Coastal officials worry the new project will threaten wetlands, dunes and dozens of rare and endangered species, such as the California red-legged frog. Developers will have to chop down more than 16,000 trees to make room for the project, which they say could eliminate any chances of finding a cure for a rare tree disease -- Pitch Canker -- found in Monterey pines.
"It is so important to protect the native trees," said Ms. Christie. "Invariably, some of these trees will be resistant to the disease and that could be essential to finding a cure."
Mr. Lombardo called the Monterey Pine the "most prevalent" tree in the world, estimating there are 50 million in California and 4 billion around the world. "We're talking about trees that only live to be 80 years old and are no bigger than 4 inches in diameter."
Even so, environmentalists contend that Monterey is home to only one of five native Monterey Pine tree stands in the world and could possibly play a role in finding a cure for the fungus.

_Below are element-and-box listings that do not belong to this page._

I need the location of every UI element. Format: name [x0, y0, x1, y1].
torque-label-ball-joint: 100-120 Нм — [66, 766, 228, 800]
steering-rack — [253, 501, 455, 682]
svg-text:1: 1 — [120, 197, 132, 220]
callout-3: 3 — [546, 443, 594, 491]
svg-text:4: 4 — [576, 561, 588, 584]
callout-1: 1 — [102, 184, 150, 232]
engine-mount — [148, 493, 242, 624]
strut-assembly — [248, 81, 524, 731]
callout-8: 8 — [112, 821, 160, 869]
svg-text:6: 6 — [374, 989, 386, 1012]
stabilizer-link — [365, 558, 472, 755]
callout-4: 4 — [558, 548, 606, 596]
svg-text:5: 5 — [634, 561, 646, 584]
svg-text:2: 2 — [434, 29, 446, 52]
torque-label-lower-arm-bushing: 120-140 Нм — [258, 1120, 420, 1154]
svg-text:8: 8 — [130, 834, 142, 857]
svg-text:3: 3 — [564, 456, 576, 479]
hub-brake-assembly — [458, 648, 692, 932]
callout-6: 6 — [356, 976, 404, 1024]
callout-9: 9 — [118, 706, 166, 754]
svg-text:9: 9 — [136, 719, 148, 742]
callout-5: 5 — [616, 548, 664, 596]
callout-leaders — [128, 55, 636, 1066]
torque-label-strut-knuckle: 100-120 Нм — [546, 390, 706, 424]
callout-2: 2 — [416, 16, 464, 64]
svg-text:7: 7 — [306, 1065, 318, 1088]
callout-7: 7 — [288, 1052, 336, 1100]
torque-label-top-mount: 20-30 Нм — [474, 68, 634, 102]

While researchers agree, they say the fears about tree mortality rate over Pitch Canker were overly dramatic. In fact, during an eight-year study in Monterey, the task force estimated that the mortality rate was only 5 percent.
"It's definitely a significant issue, but certainly not to the degree we once thought it was," says Steven Staub, co-chair of the California Pitch Canker Task Force. "The Monterey Pine is the most widely planted timber tree in the world and we want to make sure we don't narrow the genetic base of the tree."
Mark Massara, director for the Sierra Club's California Coastal Program, says he's concerned about the impact Pebble Beach Co.'s plans will have on Monterey.
"My sense is that the Coastal Commission would love to try to accommodate Pebble Beach Co. and would approve zoning changes that would allow them to build perhaps 200 new hotel rooms that could be valued at hundreds of millions of dollars," says Mr. Massara. "They could do it without cutting down any trees. In my opinion, Pebble Beach Co. has to come to grips with the fact that they can do a $200 million project, but not a $500 million dollar project."